This morning we published our autumn issue, which will be open access for the next week or so. Publication day is always a big relief but also a proud moment.

Our lead is a remembrance of the late G. E. (Jerry) Bentley by his former student and longtime friend Karen Mulhallen. It’s a lovely tribute not only to Jerry but also to his wife, Beth, and I’m sure readers will find in it the Jerry that they knew or knew of. Our next issue will contain his final article for us, on the collector A. S. W. Rosenbach and Blake.

The main article is the fruit of Martin Myrone’s research on students at the Royal Academy. Although relatively little is known of Blake’s experience at the academy (he enrolled in October 1779), Martin surveyed the biographies and family backgrounds of other students of the time to assess how Blake fitted in. I highly recommend the introduction even if you don’t read closely all 236 biographical entries for the famous—Thomas Stothard, James Gillray—and not so famous (though Martin very much hopes for feedback on and corrections to the details in the entries). Two of my favorite nuggets of information are about Francis Tadman—”Oddly, in 1786 he had taken out an advertisement in the local press to refute the rumor that he had been the highwayman who had robbed a couple on the road at Blackheath”—and John Deare, who “died in Rome in 1798, reportedly from a chill caught while sleeping on a cold block of marble seeking inspiration.”

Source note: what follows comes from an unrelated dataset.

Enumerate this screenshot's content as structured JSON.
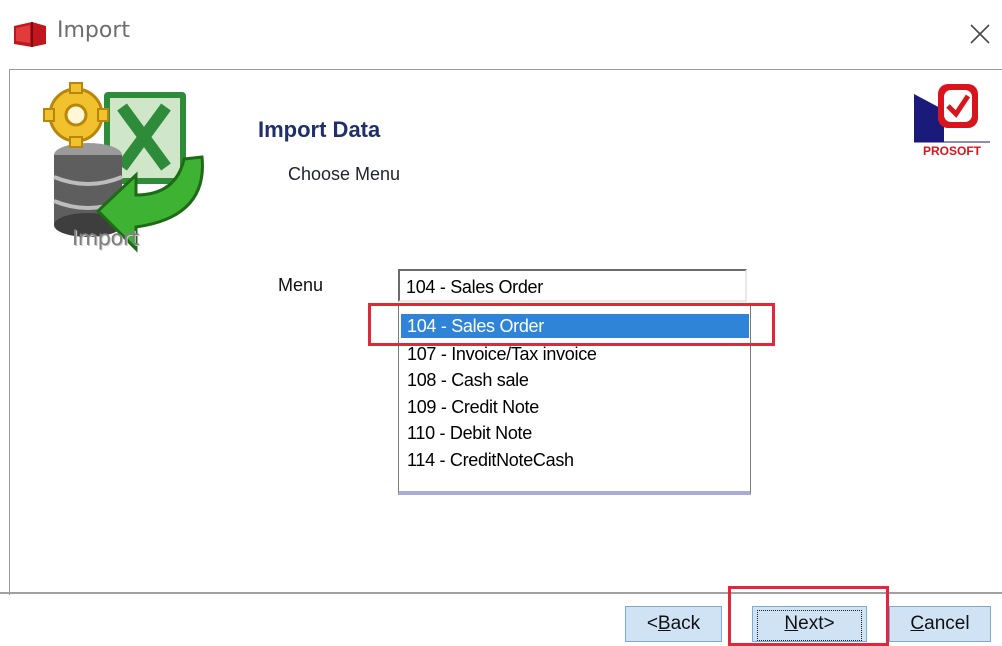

In summer we published Martin Butlin’s “Blake’s Unfinished Series of Illustrations to Paradise Lost for John Linnell: An Addition,” which argued that a newly discovered watercolor of Adam and Eve Asleep is by Blake and was intended as part of the Linnell set of illustrations to Paradise Lost. Under our “Discussion” rubric, the autumn issue includes three dissenting opinions, by David Bindman, Robert N. Essick, and Joseph Viscomi, plus Martin Butlin’s reply to their points. He concludes: “Perhaps the only way forward is to compare all the related works side by side in the flesh. A possible opportunity would be the rumored forthcoming exhibition to be devoted to Blake at Tate Britain, provided that the organizers would agree and that the putative lenders would be agreeable.”